Lucas is on last leg of his journey home to British Columbia. His path has been the reverse of mine, geographically, which gave us much to talk about. Turns out he wants to get a business going that focuses on making sure people don’t lose their mobility in their end years. He is a licensed physical therapist and wants to add that training to natural healing approaches to help the elderly. What a wonderful and worthwhile goal! We talked a bit about my cancer journey, as well, and why it’s important to me. I enjoyed talking with him about my journey – it was great to talk with someone who understands that need to find a way to help others in a non-traditional way. His willingness to really listen to my story, not just pretending to care, showed what a genuine young man he is.
I have run into a surprising number of very ambivalent people who seemingly could care less about my journey. I hope that I’ve at least given them something to think about, maybe planted some seeds, but at the time it hasn’t felt like it. That can be pretty discouraging. With Lucas, that was not the case at all. He asked questions about my plans, was really open, truly heard me, and because of that we were able to share a lot of great stuff and found much in common. At the end, we traded email addresses, hugged good-bye and parted, I think both feeling that it had been a good morning.
But that which starts well may not end that way. It seemed as if all day the roads were uphill with very little rest for my transmission. Still worried about its ability to stay cool, I took it easy, never going over 60 and hitting as low as 40 mph on steep hills. Incredibly, not one person honked at me! I think that, at home in Tacoma, I would have gotten more than a honk from some drivers. I did my best, though, stopping at all rest areas – even taking a 1-hour break at one – to really let it cool down.

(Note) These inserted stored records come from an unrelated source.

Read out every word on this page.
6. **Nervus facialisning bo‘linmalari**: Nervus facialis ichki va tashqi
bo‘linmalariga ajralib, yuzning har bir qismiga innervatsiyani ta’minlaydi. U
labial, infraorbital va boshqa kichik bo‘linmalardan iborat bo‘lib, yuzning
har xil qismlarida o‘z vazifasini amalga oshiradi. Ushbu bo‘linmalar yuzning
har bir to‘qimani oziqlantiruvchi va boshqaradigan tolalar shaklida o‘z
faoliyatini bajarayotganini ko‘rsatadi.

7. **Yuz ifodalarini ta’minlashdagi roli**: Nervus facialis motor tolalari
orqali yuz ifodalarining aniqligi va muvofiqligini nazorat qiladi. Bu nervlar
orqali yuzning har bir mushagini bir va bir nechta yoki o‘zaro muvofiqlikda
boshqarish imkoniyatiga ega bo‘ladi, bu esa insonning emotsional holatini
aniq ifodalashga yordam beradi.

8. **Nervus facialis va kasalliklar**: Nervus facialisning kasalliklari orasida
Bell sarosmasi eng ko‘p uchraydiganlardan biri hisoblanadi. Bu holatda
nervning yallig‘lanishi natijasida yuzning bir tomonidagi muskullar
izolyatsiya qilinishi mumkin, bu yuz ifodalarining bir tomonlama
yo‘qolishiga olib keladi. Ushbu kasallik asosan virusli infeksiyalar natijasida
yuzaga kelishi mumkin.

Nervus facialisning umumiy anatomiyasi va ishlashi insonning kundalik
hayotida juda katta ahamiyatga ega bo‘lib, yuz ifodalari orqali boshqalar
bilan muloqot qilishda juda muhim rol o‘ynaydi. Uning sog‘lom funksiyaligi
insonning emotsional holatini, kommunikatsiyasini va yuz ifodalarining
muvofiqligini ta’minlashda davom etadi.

After all of this I rolled into Billings in the dark, navigating to my hotel with my not-so-great-night vision. ☹ I Made it, though, checked in and breathed a sigh of relief, exhausted! I climbed in bed that night, realizing that it’s time to fix cooling system for my transmission or I won’t be home for Christmas!
All went well at the dealership, which was a HUGE relief, although after being away from my truck for a day, I noticed that it really smells from the forest fire smoke I’ve driven through. What a summer of fires!!
And we’re off to Cook Lake, one step closer to the Badlands.